The thought that I would replay over and over in my head when I was thinking that I couldn't take living life anymore!
This would be permanent. There would be no coming back, no do-over, no changing of the minds; it would just be over.
Would anybody care? What if they did? What if they didn't? How would I know? It would be too late to change anything...
Would it really be worth it?
Multiple times throughout my life, I had the hardest time escaping the "easy way out." I suffered a traumatic childhood, I brought misery upon myself in my 20's, and hit rock bottom in my early 30's. I kept thinking to myself that enough is enough already; when was it going to be a time that I would stop suffering and when would the universe have empathy on me, and allow me to finally be happy. Why me?
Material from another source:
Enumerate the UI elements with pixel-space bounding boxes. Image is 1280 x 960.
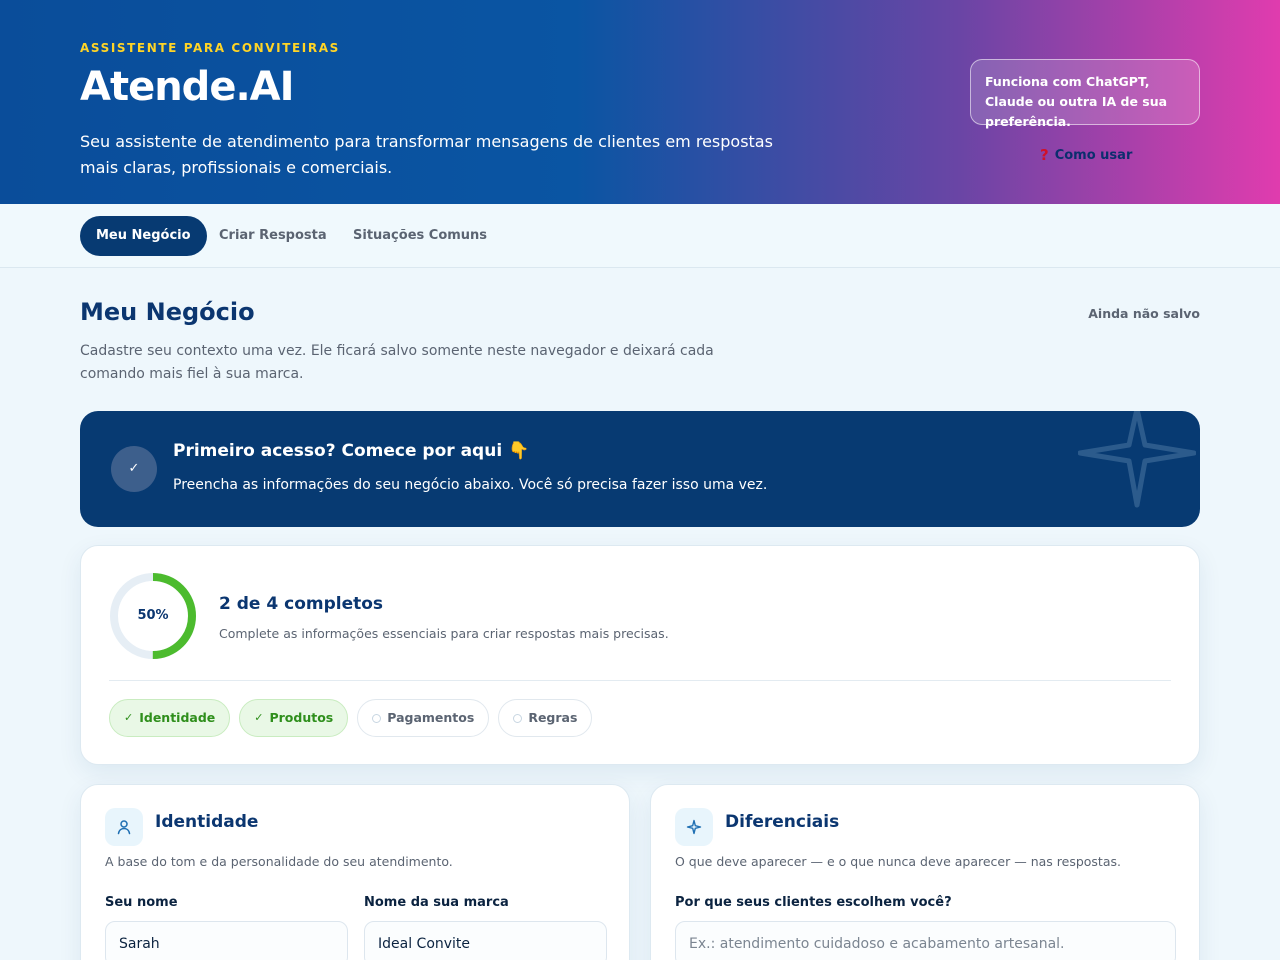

Well... Than again, why not me?
After listening to famous celebrities tell their stories, high paid motivational speakers tell their stories, billionaires tell their stories; THEY WEATHERED THE STORM. THEY NEVER GAVE UP; THEY MADE THE STATEMENT: SURE GOD; I'LL GO, AND I'LL SURVIVE... So when the windows of heaven opened up a blessing upon them, they flourished in their business, because they decided not to stop, not to throw in the towel, TO ACCEPT the challenge.
There was only one question that I had to ask myself; can I be strong enough or at least work toward building myself up to weather some storms in order to become successful?
Why not? The day that I decided that I wasn't going to give up on me, my life turned around. I took action, lost weight, studied self-help books, hell, I wrote two books, I started a business, all while battling my storm. I chose to fight it, instead of giving up; and after every WIN; my faith became stronger, my endurance for pain became more tolerable, and no matter how hard the day, I keep telling myself (because I choose nothing else) that we will not lose.
Well, I'm glad that the universe continued to throw adverse situations at me, making me fight for everything that I've ever worked for. Victimizing myself would've just meant that I wouldn't have allowed myself to gain the strength to fight for more for my life. That whatever I had, would've been the ceiling to my happiness, and that settling would've been much easier than fighting for EVERYTHING I deserve in this life.
When I look back at the times that I was thinking about commiting suicide, I was no where close to deserving success, and happiness. I had not done all of the work that I needed to do, nor had I learned all the lessons I needed to learn while going through my storms. My storms, once I decided to to stand up to them and face them head on, gave me the strength and power that I would need to endure the setbacks, and triumphs that I've experienced while growing, and developing my business. You have to build durability so that you can battle stormy weather, because when the storm settles, and it will; the sunshine will beam on you; and the key to your success will be waiting on the other side of that rainbow.